Bunun üzerine Papa ayağa kalkarak : 'Ben pes ediyorum, Yahudiler
kalabilirler' der.
Müzakere sonrasında Papa'nın etrafına toplanan kardinaller Papa'ya ne
olduğunu sorduklarında Papa;
- Ben önce 3 parmağımı gösterip Kutsal Üçlüyü işaret ettim. Buna
karşılık o bana tek parmağını gösterip her iki dinin de tek tanrıyı
tanıdığını soyledi. Ben parmaklarımı sallayıp başımın etrafında
çevirerek tanrının bizim etrafımızda olduğunu gösterdiğimde o da
oturduğu yeri işaret ederek tanrının onların durduğu yerde de olduğunu
işaret etti. Ben kutsal ekmek ve şarap çıkartıp tanrının bizim
günahlarımızı bağışladığını göstermek istediğim zaman da hemen bir
elma çıkartıp bana ilk günahı hatırlattı. Herifin her şeye bir cevabı
var. Ne yapabilirdim ki?
Aynı sırada Yahudi cemaati de Moiz'in etrafını sarmış ona nasıl
başardığını soruyorlardı. Moiz:
- Önce bana 3 parmağını gösterip 3 gün içinde burayı terk etmemizi
istedi. Ben de ona bir tekimizin bile ayrılmayacağımızı söyledim.
Sonra bütün şehrin Yahudilerden temizleneceğini söyledi. Ben de, hiç
bir yere gitmeyip olduğumuz yerde kalacağımızı söyledim.
- Sonra ne oldu? diye kalabalık heyecanla sordu.
- Valla,sonrasını ben de pek anlamadım. Adam biraz hiddetlendi ve öğle
yemeğini çıkarttı. Bunun üzerine ben de benimkini çıkarttım.
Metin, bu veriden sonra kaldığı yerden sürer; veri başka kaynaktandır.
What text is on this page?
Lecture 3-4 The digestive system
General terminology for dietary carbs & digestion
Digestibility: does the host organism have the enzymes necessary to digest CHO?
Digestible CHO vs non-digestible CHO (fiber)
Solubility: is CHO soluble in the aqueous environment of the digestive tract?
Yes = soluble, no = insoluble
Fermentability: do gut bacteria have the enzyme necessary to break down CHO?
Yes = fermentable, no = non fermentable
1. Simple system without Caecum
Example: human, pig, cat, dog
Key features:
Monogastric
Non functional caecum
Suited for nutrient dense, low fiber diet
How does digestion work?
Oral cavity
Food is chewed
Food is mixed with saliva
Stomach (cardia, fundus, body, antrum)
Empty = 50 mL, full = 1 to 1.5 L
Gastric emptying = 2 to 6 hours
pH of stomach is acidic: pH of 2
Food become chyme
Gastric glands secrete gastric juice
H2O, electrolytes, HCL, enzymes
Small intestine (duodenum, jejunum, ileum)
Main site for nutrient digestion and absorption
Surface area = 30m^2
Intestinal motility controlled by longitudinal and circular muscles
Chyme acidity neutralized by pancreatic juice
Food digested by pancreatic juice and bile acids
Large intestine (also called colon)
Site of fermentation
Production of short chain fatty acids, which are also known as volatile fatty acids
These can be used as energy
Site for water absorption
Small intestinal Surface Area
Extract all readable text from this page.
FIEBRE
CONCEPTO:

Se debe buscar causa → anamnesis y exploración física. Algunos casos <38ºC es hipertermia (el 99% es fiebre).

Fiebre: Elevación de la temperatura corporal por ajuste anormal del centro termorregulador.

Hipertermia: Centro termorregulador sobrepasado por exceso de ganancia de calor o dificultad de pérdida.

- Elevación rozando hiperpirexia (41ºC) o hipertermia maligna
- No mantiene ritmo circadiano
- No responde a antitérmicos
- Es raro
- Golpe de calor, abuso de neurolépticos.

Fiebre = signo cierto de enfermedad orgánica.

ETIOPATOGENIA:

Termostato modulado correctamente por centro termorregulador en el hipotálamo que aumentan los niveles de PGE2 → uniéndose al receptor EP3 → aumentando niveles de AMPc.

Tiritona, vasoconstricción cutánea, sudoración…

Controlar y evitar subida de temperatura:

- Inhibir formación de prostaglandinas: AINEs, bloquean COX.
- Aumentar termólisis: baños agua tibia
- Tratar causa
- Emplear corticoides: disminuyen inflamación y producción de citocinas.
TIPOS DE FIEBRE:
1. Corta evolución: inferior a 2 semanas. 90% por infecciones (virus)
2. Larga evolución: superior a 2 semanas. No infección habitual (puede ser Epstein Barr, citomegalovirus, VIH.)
Hepsi
bu!...

3 yorum:

Hatsumomo dedi ki...

Valla öyle :) Neslin'cim .
Senin yorumunu hala yayınlamadı nedense.

MAVİ TUTKU dedi ki...

Nasıl bir yanlış anlama..nasıl bir şans.

Hatsumomo dedi ki...

Kimbilir ,bizim kaç kere başımıza gelmştir farkında bile olamamışızdır :)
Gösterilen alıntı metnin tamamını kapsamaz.